La mission onusienne en RDC condamne fermement l'escalade de violence qui a secoué la ville de Goma (Nord-Kivu) tôt le matin de ce mercredi, où des attaques des drones largués au quartier résidentiel Himbi ont fait trois morts, dont une humanitaire française agent de l'UNICEF et deux autres civils, ainsi que des dommages à des habitations civiles.

Le coordonnateur humanitaire résident Bruno Lemarquis a, dans un communiqué, parlé d'une escalade de la violence profondément préoccupante, avant de hausser le ton contre «l’usage d’armes et de drones d’attaques qui mettent en danger les populations civiles et le personnel des Nations Unies».

«Le Chef par intérim de la MONUSCO exprime ses plus sincères condoléances à la famille, aux proches et aux collègues du personnel décédé, ainsi qu’aux familles des autres victimes civiles. Il salue le dévouement et le professionnalisme du personnel des Nations Unies au service du peuple congolais et exprime sa solidarité avec toutes les personnes affectées par cet acte de violence», lit-on. 

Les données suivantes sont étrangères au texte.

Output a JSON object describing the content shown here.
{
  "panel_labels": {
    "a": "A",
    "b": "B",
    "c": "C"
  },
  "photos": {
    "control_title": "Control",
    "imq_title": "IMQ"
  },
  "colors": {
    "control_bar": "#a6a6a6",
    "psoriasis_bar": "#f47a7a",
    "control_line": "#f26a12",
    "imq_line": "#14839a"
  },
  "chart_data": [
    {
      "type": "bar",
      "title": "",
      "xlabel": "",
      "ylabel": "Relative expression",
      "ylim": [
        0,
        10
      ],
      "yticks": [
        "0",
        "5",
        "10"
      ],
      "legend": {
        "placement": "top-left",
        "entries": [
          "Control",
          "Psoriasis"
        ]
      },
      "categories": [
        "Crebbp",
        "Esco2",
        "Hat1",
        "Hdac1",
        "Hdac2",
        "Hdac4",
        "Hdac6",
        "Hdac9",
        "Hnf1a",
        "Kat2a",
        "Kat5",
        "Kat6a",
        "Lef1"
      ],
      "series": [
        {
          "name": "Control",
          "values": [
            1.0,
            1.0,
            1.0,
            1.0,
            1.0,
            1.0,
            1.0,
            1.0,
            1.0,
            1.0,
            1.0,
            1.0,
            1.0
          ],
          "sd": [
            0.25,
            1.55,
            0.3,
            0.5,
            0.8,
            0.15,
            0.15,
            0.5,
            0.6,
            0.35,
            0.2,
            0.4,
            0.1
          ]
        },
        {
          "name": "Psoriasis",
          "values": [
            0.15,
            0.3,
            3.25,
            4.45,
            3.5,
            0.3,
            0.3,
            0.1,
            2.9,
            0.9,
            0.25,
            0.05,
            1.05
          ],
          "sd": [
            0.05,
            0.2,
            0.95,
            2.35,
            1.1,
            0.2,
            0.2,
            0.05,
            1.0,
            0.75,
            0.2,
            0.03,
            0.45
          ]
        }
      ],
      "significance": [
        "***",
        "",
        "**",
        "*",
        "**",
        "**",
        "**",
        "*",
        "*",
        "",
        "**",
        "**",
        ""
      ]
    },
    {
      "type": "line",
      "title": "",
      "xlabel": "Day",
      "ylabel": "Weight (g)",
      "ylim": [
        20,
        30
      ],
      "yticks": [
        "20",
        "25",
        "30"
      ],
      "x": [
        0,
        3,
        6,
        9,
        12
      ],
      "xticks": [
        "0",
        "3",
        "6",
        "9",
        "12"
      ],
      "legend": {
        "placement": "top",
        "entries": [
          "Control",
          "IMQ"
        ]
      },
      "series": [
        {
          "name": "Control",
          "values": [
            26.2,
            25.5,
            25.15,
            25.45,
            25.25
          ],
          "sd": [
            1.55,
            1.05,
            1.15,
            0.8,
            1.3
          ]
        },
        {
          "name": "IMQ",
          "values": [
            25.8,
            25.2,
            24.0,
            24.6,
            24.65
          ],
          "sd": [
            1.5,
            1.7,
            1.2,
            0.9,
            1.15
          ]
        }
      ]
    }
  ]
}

Comme la France, l'UE et la Belgique, l'ONU appelle les deux parties à la cessation des violences, conformément à l'engagement qu'elles avaient pris d'observer le cessez-le-feu leur proposé par l'Angola. Elle les invite par ailleurs «à privilégier la voie de la solution politique et le dialogue afin de protéger les populations civiles, et à capitaliser sur les gains récemment obtenus dans le cadre des efforts de paix».

En réaction, le coordonnateur adjoint de la rébellion de l'AFC/M23, Bertrand Bisimwa, a pointé le régime de Kinshasa d'être responsable de l’attaque de la ville de Goma, déplorant à la fois «le silence» des partenaires internationaux impliqués dans les processus de médiation face qu'il qualifie de violation du cessez-le-feu par Kinshasa. 

L'armée congolaise, elle, n'a jusque-là pas encore démenti ou revendiqué ces attaques des drones lui attribuées par la rébellion qui contrôle Goma.